Com efeito, de forma generalizada e irresponsável, os juízes do trabalho foram acusados de culpados pela existência de 13 milhões de desempregados, quando, de fato, o que fazem, em decisões sempre fundamentadas - concordem ou não com seus fundamentos - é aplicar o Direito do Trabalho a partir dos postulados básicos fixados na CF, dos valores sociais do trabalho e da livre iniciativa; da prevalência dos Direitos Humanos; dos direitos trabalhistas como direitos fundamentais, voltados à melhoria da condição social dos trabalhadores e do desenvolvimento da economia a partir do parâmetro da busca da justiça social.
Necessário perceber, portanto, que os ataques feitos à Justiça do Trabalho estão ligados a um objetivo de fundo que é o de impedir a efetivação dos preceitos constitucionais ligados ao projeto de Estado Social Democrático, que sequer chegamos a experimentar, concretamente.
Verifique-se, a propósito, a publicação, em 30/03/17, pelo jornal O Estado de S. Paulo, de um encarte especial no qual se preconiza, abertamente, uma "rediscussão" da Constituição de 1988, que é apontada como velha, vez que promulgada há quase 30 anos, e cujas normas, em "excesso de regulamentação", baseadas em "demagogia", teriam trazido como único resultado a "judicialização" dos conflitos.
O encarte dá visibilidade, inclusive, à ideia de que o preceito de "cláusulas pétreas" não passa de um "fetiche", afirmando-se que quem de fato e de direito deve dar a palavra final sobre quais são os valores que regem a sociedade é o STF, órgão que poderia, assim, alterar a Constituição como os seus Ministros bem entendessem, afastando a soberania popular.
O encarte inaugura o estágio do golpe escancarado!5
O que está havendo, portanto, é o ponto de chegada de um processo histórico de sucessivas tentativas, vindas de determinados segmentos político-empresariais brasileiros, de apagar os direitos trabalhistas da Constituição, o que se tornou incontornável e incontrolável de abril de 2016 em diante.
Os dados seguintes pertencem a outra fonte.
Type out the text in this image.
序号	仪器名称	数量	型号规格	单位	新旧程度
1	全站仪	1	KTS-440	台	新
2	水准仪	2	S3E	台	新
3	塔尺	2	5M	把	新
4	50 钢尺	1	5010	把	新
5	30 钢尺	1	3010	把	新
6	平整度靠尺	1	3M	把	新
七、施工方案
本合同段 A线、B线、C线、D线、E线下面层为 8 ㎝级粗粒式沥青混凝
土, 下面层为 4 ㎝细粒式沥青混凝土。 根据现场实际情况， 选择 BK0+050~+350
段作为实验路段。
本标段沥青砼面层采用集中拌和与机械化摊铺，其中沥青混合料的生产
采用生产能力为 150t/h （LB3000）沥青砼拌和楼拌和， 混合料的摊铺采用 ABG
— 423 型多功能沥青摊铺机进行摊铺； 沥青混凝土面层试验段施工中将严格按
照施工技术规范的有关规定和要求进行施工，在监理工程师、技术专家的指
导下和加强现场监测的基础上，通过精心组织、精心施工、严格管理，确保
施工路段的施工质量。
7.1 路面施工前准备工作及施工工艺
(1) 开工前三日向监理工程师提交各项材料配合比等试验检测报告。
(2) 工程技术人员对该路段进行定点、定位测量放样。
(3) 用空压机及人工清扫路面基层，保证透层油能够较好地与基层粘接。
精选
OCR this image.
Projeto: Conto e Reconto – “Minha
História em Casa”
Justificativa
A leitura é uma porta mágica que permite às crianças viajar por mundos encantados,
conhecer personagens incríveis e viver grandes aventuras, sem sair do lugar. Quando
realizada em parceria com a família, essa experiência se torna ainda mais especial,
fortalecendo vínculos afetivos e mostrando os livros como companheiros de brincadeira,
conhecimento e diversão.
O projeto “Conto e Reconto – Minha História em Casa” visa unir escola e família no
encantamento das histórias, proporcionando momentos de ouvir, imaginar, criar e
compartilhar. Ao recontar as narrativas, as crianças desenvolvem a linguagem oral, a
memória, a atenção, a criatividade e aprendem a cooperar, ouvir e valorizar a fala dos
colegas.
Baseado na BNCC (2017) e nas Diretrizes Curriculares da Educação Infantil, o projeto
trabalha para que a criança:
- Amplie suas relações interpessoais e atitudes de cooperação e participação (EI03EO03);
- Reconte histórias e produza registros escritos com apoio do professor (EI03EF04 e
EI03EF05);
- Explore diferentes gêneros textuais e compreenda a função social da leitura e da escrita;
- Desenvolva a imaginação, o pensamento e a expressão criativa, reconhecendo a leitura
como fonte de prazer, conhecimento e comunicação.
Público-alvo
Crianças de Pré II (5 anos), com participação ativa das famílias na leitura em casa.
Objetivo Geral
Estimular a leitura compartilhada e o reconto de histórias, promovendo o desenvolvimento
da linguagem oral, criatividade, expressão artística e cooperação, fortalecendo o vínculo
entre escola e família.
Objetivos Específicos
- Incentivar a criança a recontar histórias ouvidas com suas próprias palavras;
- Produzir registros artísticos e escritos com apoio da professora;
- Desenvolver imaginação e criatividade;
No presente momento se assumiu abertamente a necessidade de destruir a Justiça do Trabalho, de forma direta, ou seja, com exclusão formal da sua existência - o que não é uma tarefa nada fácil, a não ser que o golpe atinja o estágio do autoritarismo pleno - ou, ao menos, por intermédio da promoção de uma espécie de desconstrução pública da instituição, isto porque a Justiça do Trabalho, desde 20026, tem causado o enorme incômodo de tentar fazer valer, de forma concreta, os preceitos constitucionais trabalhistas.
Na linha da segunda opção, uma das estratégias desenvolvidas é a da utilização de armamento pesado de caráter psicológico, para tentar criar a ideia básica de que o empresariado brasileiro, notadamente o pequeno e médio empresário, é vítima de uma atuação exagerada (e até desonesta) de advogados, procuradores e juízes do trabalho, acusando-se estes últimos de não serem "imparciais"; de tratarem os trabalhadores como "coitados"; de serem "paternalistas"; de fixarem condenações impeditivas da competitividade das empresas e "aniquiladoras de empregos", seguindo uma "inspiração comunista" ou meramente "petista" (seja lá o que isso for) etc, esquecendo-se, propositalmente, de que a real história do Direito do Trabalho no Brasil é marcada pelo reiterado descumprimento das leis, pela adoção de diversas práticas de fraudes trabalhistas7 e pelo acatamento, de 1964 em diante, de inúmeras normas de "flexibilização", sem qualquer efeito benéfico à economia do país e ao aumento da dita "empregabilidade"8.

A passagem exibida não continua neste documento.